Nonviolent resistance

Natasha Walter
2 min readOct 13, 2019

--

Speech given at Extinction Rebellion in Trafalgar Square, with XR Writers Rebel, 11 October 2019

Adapted by Natasha Walter from Nicolas Walter’s pamphlet Nonviolent resistance: Men Against War, published 1962

Let us never forget the power of disobedience. The myths of Prometheus and Adam and Eve, the revolt of the small against the great, are some of the oldest and finest myths of all. And mythological disobedience is not mere nihilism. Prometheus brought fire to the earth. Adam and Eve ate the fruit of the tree of knowledge and did not die, as their creator told them they would, but their eyes were opened.

‘Disobedience,’ said Oscar Wilde, ‘is man’s original virtue.
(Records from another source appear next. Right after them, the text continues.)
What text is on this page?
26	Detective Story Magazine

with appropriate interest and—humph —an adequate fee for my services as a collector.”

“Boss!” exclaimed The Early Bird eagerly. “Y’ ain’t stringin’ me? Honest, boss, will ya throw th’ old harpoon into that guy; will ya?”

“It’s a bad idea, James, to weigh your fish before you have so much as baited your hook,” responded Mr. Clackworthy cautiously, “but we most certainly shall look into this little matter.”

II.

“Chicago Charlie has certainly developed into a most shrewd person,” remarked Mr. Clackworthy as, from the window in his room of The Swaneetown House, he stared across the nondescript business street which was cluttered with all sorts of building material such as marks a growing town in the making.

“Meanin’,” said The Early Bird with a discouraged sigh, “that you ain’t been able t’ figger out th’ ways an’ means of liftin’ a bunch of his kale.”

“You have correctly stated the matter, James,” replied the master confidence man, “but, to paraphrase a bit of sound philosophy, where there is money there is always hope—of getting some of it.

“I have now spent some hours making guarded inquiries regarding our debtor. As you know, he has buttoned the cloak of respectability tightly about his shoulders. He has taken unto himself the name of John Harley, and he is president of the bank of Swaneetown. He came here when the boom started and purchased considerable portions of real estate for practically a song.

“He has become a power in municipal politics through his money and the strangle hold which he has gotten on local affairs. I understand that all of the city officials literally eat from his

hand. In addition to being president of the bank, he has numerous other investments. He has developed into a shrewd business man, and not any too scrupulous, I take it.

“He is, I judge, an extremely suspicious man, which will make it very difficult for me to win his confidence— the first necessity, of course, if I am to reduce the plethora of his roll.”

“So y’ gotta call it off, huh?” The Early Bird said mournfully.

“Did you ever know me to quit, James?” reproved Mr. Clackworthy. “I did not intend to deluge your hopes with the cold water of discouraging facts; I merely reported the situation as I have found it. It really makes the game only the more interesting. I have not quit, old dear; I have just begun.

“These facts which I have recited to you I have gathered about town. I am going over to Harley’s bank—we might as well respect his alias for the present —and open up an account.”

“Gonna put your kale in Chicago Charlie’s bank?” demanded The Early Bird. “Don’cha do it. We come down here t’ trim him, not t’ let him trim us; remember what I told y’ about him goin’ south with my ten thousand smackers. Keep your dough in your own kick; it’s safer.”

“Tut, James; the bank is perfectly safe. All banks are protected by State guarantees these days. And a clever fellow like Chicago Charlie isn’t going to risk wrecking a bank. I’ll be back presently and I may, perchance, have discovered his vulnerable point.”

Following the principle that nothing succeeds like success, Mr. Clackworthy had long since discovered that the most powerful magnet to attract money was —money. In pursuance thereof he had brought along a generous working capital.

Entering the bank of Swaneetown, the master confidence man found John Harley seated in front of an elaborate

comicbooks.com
It is through disobedience that progress has been made, through disobedience and through rebellion.’

Failure always haunts rebels, but we aren’t dead yet, and while there is life there is hope. Each step we take holds hope.

Gandhi said, ‘A nonviolent revolution is not a programme of seizure of power, it is a programme of transformation of relationships… A tiny grain of true non-violence acts in a silent, subtle, unseen way. And leavens the whole society.’
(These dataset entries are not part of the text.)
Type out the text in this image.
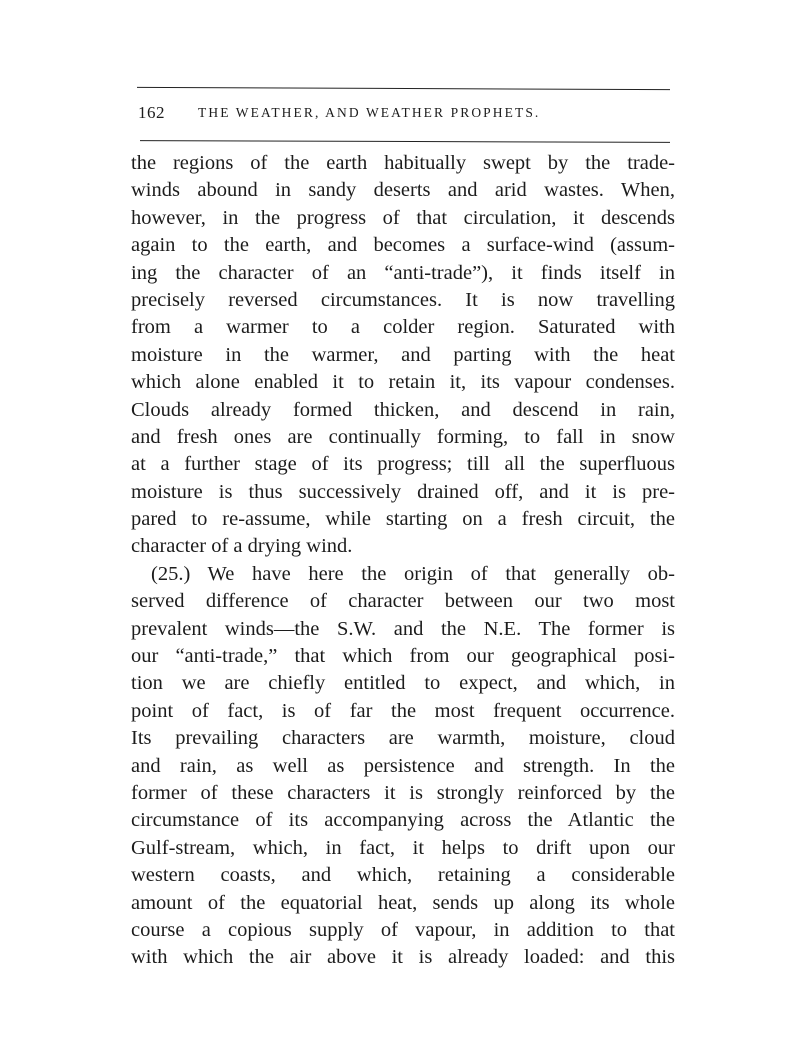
162 THE WEATHER, AND WEATHER PROPHETS.
the regions of the earth habitually swept by the trade-
winds abound in sandy deserts and arid wastes. When,
however, in the progress of that circulation, it descends
again to the earth, and becomes a surface-wind (assum-
ing the character of an “anti-trade”), it finds itself in
precisely reversed circumstances. It is now travelling
from a warmer to a colder region. Saturated with
moisture in the warmer, and parting with the heat
which alone enabled it to retain it, its vapour condenses.
Clouds already formed thicken, and descend in rain,
and fresh ones are continually forming, to fall in snow
at a further stage of its progress; till all the superfluous
moisture is thus successively drained off, and it is pre-
pared to re-assume, while starting on a fresh circuit, the
character of a drying wind.
(25.) We have here the origin of that generally ob-
served difference of character between our two most
prevalent winds—the S.W. and the N.E. The former is
our “anti-trade,” that which from our geographical posi-
tion we are chiefly entitled to expect, and which, in
point of fact, is of far the most frequent occurrence.
Its prevailing characters are warmth, moisture, cloud
and rain, as well as persistence and strength. In the
former of these characters it is strongly reinforced by the
circumstance of its accompanying across the Atlantic the
Gulf-stream, which, in fact, it helps to drift upon our
western coasts, and which, retaining a considerable
amount of the equatorial heat, sends up along its whole
course a copious supply of vapour, in addition to that
with which the air above it is already loaded: and this
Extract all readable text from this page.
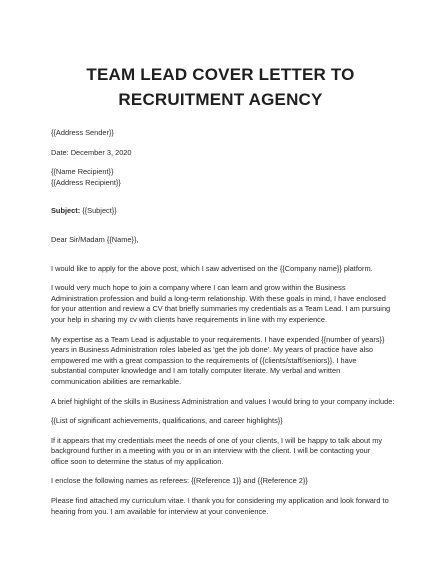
TEAM LEAD COVER LETTER TO
RECRUITMENT AGENCY
{{Address Sender}}
Date: December 3, 2020
{{Name Recipient}}
{{Address Recipient}}
Subject: {{Subject}}
Dear Sir/Madam {{Name}},
I would like to apply for the above post, which I saw advertised on the {{Company name}} platform.
I would very much hope to join a company where I can learn and grow within the Business
Administration profession and build a long-term relationship. With these goals in mind, I have enclosed
for your attention and review a CV that briefly summaries my credentials as a Team Lead. I am pursuing
your help in sharing my cv with clients have requirements in line with my experience.
My expertise as a Team Lead is adjustable to your requirements. I have expended {{number of years}}
years in Business Administration roles labeled as 'get the job done'. My years of practice have also
empowered me with a great compassion to the requirements of {{clients/staff/seniors}}. I have
substantial computer knowledge and I am totally computer literate. My verbal and written
communication abilities are remarkable.
A brief highlight of the skills in Business Administration and values I would bring to your company include:
{{List of significant achievements, qualifications, and career highlights}}
If it appears that my credentials meet the needs of one of your clients, I will be happy to talk about my
background further in a meeting with you or in an interview with the client. I will be contacting your
office soon to determine the status of my application.
I enclose the following names as referees: {{Reference 1}} and {{Reference 2}}
Please find attached my curriculum vitae. I thank you for considering my application and look forward to
hearing from you. I am available for interview at your convenience.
Our task now is to sow these grains, and this is what our movement is trying to do. Whatever doubts we may have about the effects of our resistance, our rulers seem to have none. They drag us about, and throw us into puddles and fountains, and fine us, and imprison us, and fear us.
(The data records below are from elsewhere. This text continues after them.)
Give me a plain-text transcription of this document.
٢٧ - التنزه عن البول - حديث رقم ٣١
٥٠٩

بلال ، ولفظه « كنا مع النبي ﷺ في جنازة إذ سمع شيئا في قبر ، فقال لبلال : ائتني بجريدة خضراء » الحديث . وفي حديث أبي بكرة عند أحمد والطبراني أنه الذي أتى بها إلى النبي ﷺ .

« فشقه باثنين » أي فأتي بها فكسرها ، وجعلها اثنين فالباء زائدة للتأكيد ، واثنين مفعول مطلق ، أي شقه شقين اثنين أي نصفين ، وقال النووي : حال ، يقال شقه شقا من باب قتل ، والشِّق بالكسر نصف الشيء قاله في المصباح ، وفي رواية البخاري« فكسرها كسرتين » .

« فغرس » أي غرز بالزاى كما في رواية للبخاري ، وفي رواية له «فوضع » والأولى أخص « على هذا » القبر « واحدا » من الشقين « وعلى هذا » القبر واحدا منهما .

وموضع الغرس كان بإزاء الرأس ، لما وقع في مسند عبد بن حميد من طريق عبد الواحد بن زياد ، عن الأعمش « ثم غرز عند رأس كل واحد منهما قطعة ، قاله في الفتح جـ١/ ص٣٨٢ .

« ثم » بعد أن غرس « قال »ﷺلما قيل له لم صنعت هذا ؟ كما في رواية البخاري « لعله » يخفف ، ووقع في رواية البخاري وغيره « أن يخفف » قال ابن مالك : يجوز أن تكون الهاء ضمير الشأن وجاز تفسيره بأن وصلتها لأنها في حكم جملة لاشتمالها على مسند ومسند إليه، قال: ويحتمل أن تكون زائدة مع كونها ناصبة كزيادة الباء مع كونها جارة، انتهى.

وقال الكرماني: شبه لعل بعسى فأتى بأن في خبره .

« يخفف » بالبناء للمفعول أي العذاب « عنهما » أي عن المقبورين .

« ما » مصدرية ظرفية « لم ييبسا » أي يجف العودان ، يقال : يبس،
And while failure may haunt me, any person’s rebellion strengthens me. We shall go on making our point until it is taken. We are a few, but a happy few. We are in debt, but not in despair. We make mistakes, but people who don’t make mistakes don’t make anything. We are not yet grown up, but we will never stop growing. We are one eyed, but we are living in the country of the blind. We are neurotics who defy our political parents, but they are psychotics, building worlds of fantasy which will collapse around themselves, and us. We are amateur incendiaries, but they are professional pyromaniacs.

We are living in a world where faith is always misplaced and hope is always betrayed, and somehow we manage to keep faith and hope alive. There is something here, created yesterday and creating tomorrow — but today, the struggle. The struggle is: ‘People against obedience. People against death.’ The story isn’t over yet.